This powerful stainless steel cast sculpture stands as a memorial to the steelworkers of Britain
High up on the edge of the moors in County Durham, on the site of a former steelworks, is a powerful piece of art.
In the 1960’s Consett Steelworks made some of the highest technology steel in the world, but in September 1980 the steelworks shut down, ending 150 years of iron and steel-making in the area.
The railway serving the steel town was closed shortly afterwards and the area was redesigned as a cycling and walking route by 1990 with artworks being added between 1988 and 1998.
A sculptor, Tony Cragg, was commissioned to create a lasting memorial to the steelworkers of County Durham. When Cragg visited the site, there was nothing left of the steelworks, so he decided to call the project Terris Novalis – literally “new made land”.
Cragg made models of the Terris Novalis sculpture in 1992, cast in mild steel, but for the commission in Consett, he blew them up from 2m high to over 7m high, and cast them using stainless steel. They were installed in 1996, with the help of a massive crane. Terris Novalis became a phenomenal piece of work: giant instruments marching across County Durham on their strange feet.
The work operates on many levels, from reflecting the craft of the steelworkers, which echoes generations of iron and steel production on the site, to the massive scale of the sculptures, which are 20 times that of the originals. They hint at the vast size of the former steelworks and allude to the
instruments that surveyors used both to construct the works and to clear the site afterwards.
The sculpture’s instrumentality as a symbol of precision and engineering is as striking as the mythology that Cragg applied to the armorial supporters – the many birds and animals whose feet support these huge chunks of stainless steel. It suggests Terris Novalis carries its cargo of one and a half centuries of human endeavour to create iron.

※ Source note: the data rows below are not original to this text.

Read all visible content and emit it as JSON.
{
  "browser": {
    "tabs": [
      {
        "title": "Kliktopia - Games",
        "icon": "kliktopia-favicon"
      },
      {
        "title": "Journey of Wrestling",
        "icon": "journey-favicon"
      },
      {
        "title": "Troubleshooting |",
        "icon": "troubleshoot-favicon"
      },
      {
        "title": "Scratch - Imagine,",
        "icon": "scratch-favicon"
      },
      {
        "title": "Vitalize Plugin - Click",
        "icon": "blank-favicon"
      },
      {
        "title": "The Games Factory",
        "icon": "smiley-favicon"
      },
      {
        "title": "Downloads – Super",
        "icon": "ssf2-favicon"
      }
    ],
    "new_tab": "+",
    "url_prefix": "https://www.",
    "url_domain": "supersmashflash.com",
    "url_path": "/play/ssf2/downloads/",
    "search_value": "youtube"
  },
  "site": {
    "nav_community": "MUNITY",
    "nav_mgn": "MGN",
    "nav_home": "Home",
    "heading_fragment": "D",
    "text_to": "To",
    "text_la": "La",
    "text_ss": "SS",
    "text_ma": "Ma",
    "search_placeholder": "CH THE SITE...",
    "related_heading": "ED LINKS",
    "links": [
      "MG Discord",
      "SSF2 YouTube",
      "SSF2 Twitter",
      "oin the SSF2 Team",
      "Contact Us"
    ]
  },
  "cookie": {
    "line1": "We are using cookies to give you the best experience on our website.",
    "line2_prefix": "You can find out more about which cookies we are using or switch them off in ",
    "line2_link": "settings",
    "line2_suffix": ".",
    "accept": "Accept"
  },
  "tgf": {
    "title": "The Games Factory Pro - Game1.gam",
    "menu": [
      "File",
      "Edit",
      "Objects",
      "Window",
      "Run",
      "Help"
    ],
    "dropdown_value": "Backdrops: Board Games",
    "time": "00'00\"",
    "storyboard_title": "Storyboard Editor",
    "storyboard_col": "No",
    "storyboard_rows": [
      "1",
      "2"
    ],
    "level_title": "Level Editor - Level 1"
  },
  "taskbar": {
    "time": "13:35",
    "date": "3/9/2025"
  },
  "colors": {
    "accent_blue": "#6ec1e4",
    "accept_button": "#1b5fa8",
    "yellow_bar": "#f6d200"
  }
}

Tony Cragg, who works in Germany, has slipped from public notice since his Turner Prize win in 1988. Perhaps that suits the slightly mysterious character of Terris Novalis: there is no plaque, sign or interpretation board to explain what it is, or why it landed on the outskirts of Consett.
Terris Novalis tells a complex tale of the relationship between nature, man and technology. It is made from stainless steel, a magical material that resists time and could be seen to represent man’s mastery over metals through the very processes that went on at Consett.
The striding beast of Terris Novalis, can be seen from kilometres away. At the time, it was contentious, because Cragg works in Germany, so the stainless steel was cast in Düsseldorf – ironic when it found itself landing on the site of a British steelworks.